Se avete guardato bene la demo di Watch Dogs presentata al PlayStation Meeting (in ogni caso, riguardatevelo un'altra volta per sicurezza, nda) avrete notato sul finale come la telecamera, che sta identificando il protagonista rifugiatosi sul tetto del tram di superficie, venga manomessa da qualcuno che non sembra essere Pearce.

I falchi di Kotaku hanno notato quasi subito questa "incongruenza", concludendo che si trattasse della prima istanza del multiplayer di Watch Dogs e andando a chiedere numi agli sviluppatori del gioco.

Jonathan Morin, Creative Director del gioco, ha risposto a questa e ad altre domande poste dai colleghi statunitensi, affermando come il concetto di "iperconnettività" proposto da Sony per PlayStation 4 si adatti al meglio alle premesse di Watch Dogs.

"Esatto, bella osservazione! Non tutti ci sono arrivati. Watch Dogs è fondamentalmente incentrato sull'iperconnettività," ha risposto Morin alla domanda sulle tracce di multiplayer nel trailer di Watch Dogs. "Per me significa esserci sempre e ovunque, quindi sì, altre persone saranno presenti nel gioco, quando meno ve lo aspettate. Sia che giochiate single-player che nel multiplayer, loro saranno lì.

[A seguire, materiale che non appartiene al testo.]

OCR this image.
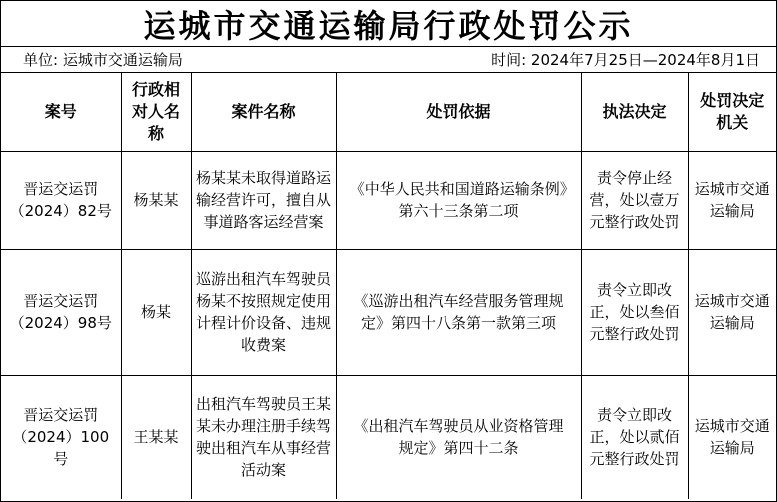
运城市交通运输局行政处罚公示
单位: 运城市交通运输局	时间: 2024年7月25日—2024年8月1日
案号	行政相对人名称	案件名称	处罚依据	执法决定	处罚决定机关
晋运交运罚（2024）82号	杨某某	杨某某未取得道路运输经营许可，擅自从事道路客运经营案	《中华人民共和国道路运输条例》第六十三条第二项	责令停止经营，处以壹万元整行政处罚	运城市交通运输局
晋运交运罚（2024）98号	杨某	巡游出租汽车驾驶员杨某不按照规定使用计程计价设备、违规收费案	《巡游出租汽车经营服务管理规定》第四十八条第一款第三项	责令立即改正，处以叁佰元整行政处罚	运城市交通运输局
晋运交运罚（2024）100号	王某某	出租汽车驾驶员王某某未办理注册手续驾驶出租汽车从事经营活动案	《出租汽车驾驶员从业资格管理规定》第四十二条	责令立即改正，处以贰佰元整行政处罚	运城市交通运输局
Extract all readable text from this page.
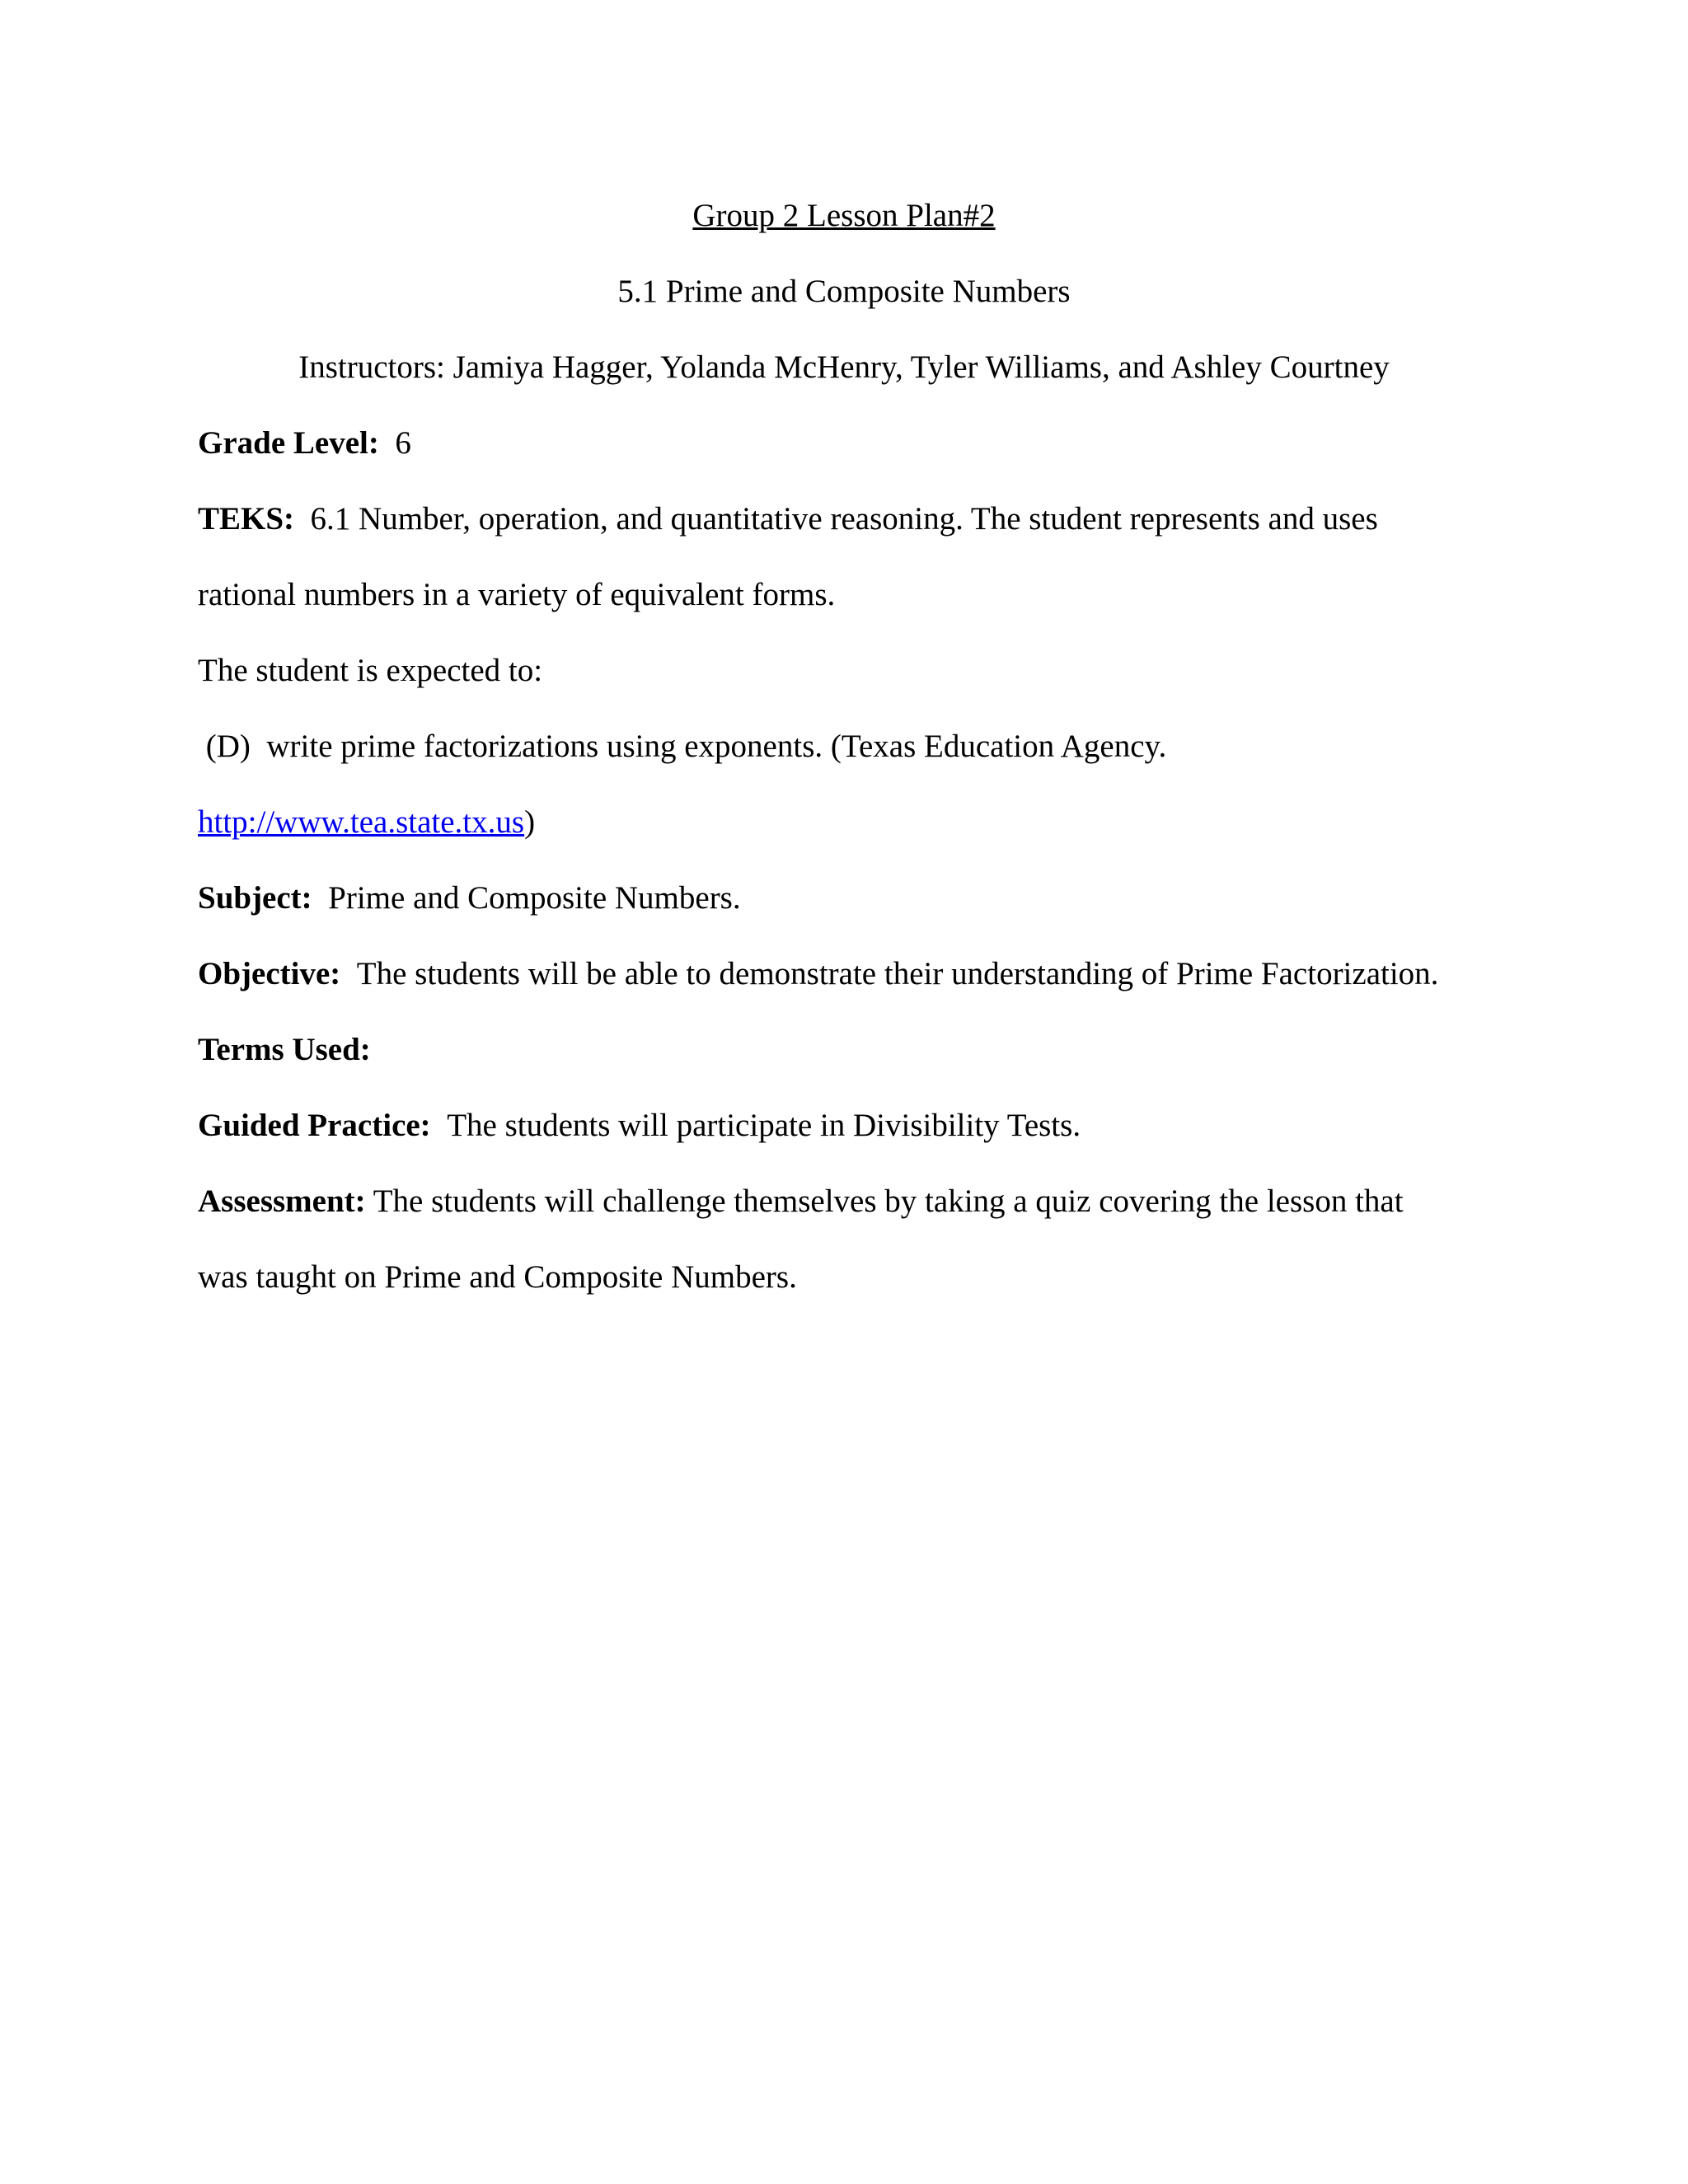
Group 2 Lesson Plan#2
5.1 Prime and Composite Numbers
Instructors: Jamiya Hagger, Yolanda McHenry, Tyler Williams, and Ashley Courtney
Grade Level: 6
TEKS: 6.1 Number, operation, and quantitative reasoning. The student represents and uses
rational numbers in a variety of equivalent forms.
The student is expected to:
(D)  write prime factorizations using exponents. (Texas Education Agency.
http://www.tea.state.tx.us)
Subject: Prime and Composite Numbers.
Objective: The students will be able to demonstrate their understanding of Prime Factorization.
Terms Used:
Guided Practice: The students will participate in Divisibility Tests.
Assessment: The students will challenge themselves by taking a quiz covering the lesson that
was taught on Prime and Composite Numbers.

Potete descriverlo come asincrono, ma in realtà è molto più simile al tempo reale..."

I giocatori, inoltre, non saranno necessariamente alleati fra di loro, anzi potranno sabotarsi a vicenda nella corsa verso la conquista del controllo completo della città, o meglio del CityOS che ne gestisce tutti i dispositivi elettronici connessi in rete.
"Permetteremo ai giocatori di fare sostanzialmente quello che vogliono, in questo senso," ha dichiarato Morin. "Penso che la cosa interessante sia il fatto noi stiamo creando un'ambientazione in cui si potrà progressivamente ottenere il controllo di tutta Chicago e monitorare tutto... se si può fare questo... bisogna domandarsi se Aiden Pearce può fare tutto questo, qualcun altro potrebbe fare la stessa cosa? La risposta è: assolutamente sì."

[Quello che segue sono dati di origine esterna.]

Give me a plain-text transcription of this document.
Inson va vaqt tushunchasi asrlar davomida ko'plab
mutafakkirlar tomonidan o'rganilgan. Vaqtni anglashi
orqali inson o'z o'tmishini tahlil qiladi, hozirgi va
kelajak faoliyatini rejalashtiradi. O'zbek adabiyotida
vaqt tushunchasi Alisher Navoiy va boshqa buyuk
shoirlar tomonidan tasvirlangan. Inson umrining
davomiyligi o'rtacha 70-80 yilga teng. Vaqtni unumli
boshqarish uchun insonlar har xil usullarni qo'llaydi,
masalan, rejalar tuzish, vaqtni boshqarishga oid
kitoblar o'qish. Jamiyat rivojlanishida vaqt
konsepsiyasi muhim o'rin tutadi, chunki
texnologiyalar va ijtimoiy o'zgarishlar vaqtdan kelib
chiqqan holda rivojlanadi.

Morin ha infine descritto il rapporto speciale che il gioco avrà con la nuova console Sony: "Quando abbiamo mostrato loro il gioco, penso che abbiano subito di cosa trattava il gioco. Anche loro parlavano di iperconnetività, di poter giocare ovunque, di accesso all'esperienza ludica anche al di fuori del gioco. Penso che a causa di questo, e al fatto che i giocatori che compreranno la console avranno già quelle intenzioni, ci sarà una naturale estenzione dell'esperienza legata a Watch Dogs su PlayStation 4."

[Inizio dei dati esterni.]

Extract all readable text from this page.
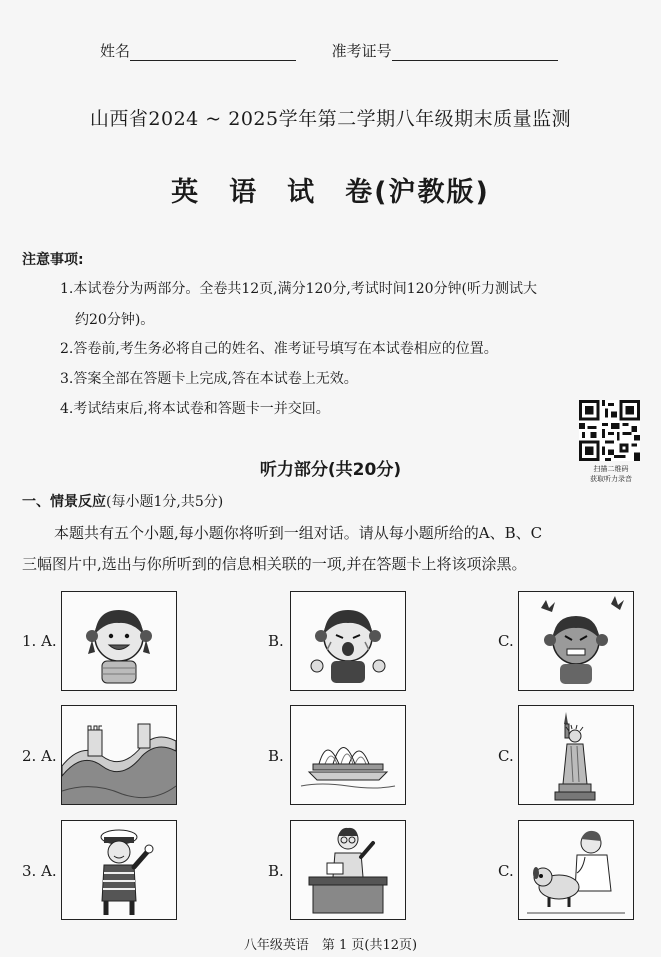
姓名	准考证号
山西省2024 ~ 2025学年第二学期八年级期末质量监测
英　语　试　卷(沪教版)
注意事项:
1.本试卷分为两部分。全卷共12页,满分120分,考试时间120分钟(听力测试大
约20分钟)。
2.答卷前,考生务必将自己的姓名、准考证号填写在本试卷相应的位置。
3.答案全部在答题卡上完成,答在本试卷上无效。
4.考试结束后,将本试卷和答题卡一并交回。
扫描二维码
获取听力录音
听力部分(共20分)
一、情景反应(每小题1分,共5分)
本题共有五个小题,每小题你将听到一组对话。请从每小题所给的A、B、C
三幅图片中,选出与你所听到的信息相关联的一项,并在答题卡上将该项涂黑。
1. A.	B.	C.
2. A.	B.	C.
3. A.	B.	C.
八年级英语　第 1 页(共12页)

Certo, questo rapporto così stretto con una piattaforma potrebbe significare una minore cura per le altre versioni di Watch Dogs ma Morin, pur non andando nello specifico, ha spiegato che le caratteristiche aggiuntive della versione PlayStation 4 del gioco saranno "delle estensioni naturali di quello che Sony crede sarà il futuro dell'esperienza".
A questo punto viene da domandarsi se anche le versioni PlayStation 3 (con le possibili companion app su PlayStation Vita e smartphone), Xbox 360 (con Smartglass), Wii U (con il GameTablet) e PC potranno godere di feature simili ma comunque non integrate come quelle proposte da PlayStation 4.